Asmar Al Hadithy (Sovjet Unie, 1977) studeerde farmacie aan de Rijksuniversiteit Groningen, waar hij zijn promotieonderzoek uitvoerde bij de afdeling Farmacotherapie en Farmaceutische Patiëntenzorg (FTFPZ), maar ook bij de afdeling psychiatrie van het UMCG en de onderzoeksscholen SHARE en GUIDE van de RUG. Inmiddels is hij in opleiding tot ziekenhuisapotheker bij Erasmus Medisch Centrum in Rotterdam.
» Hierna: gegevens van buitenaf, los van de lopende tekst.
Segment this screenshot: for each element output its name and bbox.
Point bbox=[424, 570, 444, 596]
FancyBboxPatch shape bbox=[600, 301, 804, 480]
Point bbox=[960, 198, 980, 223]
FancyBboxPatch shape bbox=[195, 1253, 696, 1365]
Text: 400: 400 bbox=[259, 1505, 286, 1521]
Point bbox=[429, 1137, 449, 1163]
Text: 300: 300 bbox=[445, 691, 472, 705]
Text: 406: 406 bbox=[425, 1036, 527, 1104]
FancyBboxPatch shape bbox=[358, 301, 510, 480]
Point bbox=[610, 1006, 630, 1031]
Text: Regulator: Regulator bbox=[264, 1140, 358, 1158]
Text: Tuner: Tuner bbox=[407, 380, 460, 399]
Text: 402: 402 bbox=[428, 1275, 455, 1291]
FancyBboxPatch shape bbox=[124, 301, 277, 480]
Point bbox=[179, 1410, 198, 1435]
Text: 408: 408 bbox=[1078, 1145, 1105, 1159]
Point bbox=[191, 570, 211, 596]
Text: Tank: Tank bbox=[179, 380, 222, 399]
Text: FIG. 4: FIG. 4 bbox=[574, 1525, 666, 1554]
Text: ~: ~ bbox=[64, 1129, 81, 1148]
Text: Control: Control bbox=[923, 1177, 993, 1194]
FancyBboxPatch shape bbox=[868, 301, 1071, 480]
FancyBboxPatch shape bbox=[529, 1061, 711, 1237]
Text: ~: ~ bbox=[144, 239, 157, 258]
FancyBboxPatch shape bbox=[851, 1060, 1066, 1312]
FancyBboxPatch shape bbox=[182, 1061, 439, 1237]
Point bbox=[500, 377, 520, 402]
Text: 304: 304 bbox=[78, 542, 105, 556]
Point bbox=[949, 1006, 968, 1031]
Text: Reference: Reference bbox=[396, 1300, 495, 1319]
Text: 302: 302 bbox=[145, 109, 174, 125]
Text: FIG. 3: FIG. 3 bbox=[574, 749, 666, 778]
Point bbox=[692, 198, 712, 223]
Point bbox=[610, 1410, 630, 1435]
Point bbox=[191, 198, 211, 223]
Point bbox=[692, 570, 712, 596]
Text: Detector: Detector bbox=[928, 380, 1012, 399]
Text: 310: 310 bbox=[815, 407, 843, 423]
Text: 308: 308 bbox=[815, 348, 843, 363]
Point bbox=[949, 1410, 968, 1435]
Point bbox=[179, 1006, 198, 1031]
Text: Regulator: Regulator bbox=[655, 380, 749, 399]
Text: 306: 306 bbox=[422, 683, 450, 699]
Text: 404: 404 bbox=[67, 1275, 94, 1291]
Pharmacogenetics of antipsychotic induced side effects

The research conducted by Asmar Al Hadithy shows that variations in human DNA (polymorphisms) determine - at least partially - the occurrence of these disorders after exposure to antipsychotics. His findings contribute to a better understanding of the complex genetics of these disorders and may be applied in the future in the concept of "Personalized Medicine" to optimize the treatment with antipsychotics.

One third of the psychiatric patients that use classic (typical) antipsychotics may exhibit movement disorders at certain point of time. These movement disorders vary from purposeless movements in the tongue and facial muscles to muscle stiffness in the limbs and tremors in the fingers. The finding of Al Hadithy has been obtained from studies conducted in two ethnically distinct populations; African-Caribbeans from Curacao (Dutch Antilles) and Slavonic Caucasians from Tomsk (Siberia, Russian Federation). Studies in these ethnic groups suggest that genetic polymorphisms in certain genes may predispose to certain movement disorders and underline the importance of ethnicity and race in relation to the genetic sensitivity to the occurrence of antipsychotic-induced movement disorders.

Although our knowledge about the human genome has tremendously increased in the previous years, the precise role of the genetic variation in relation to the occurrence of antipsychotic-induced movement disorders remains unclear.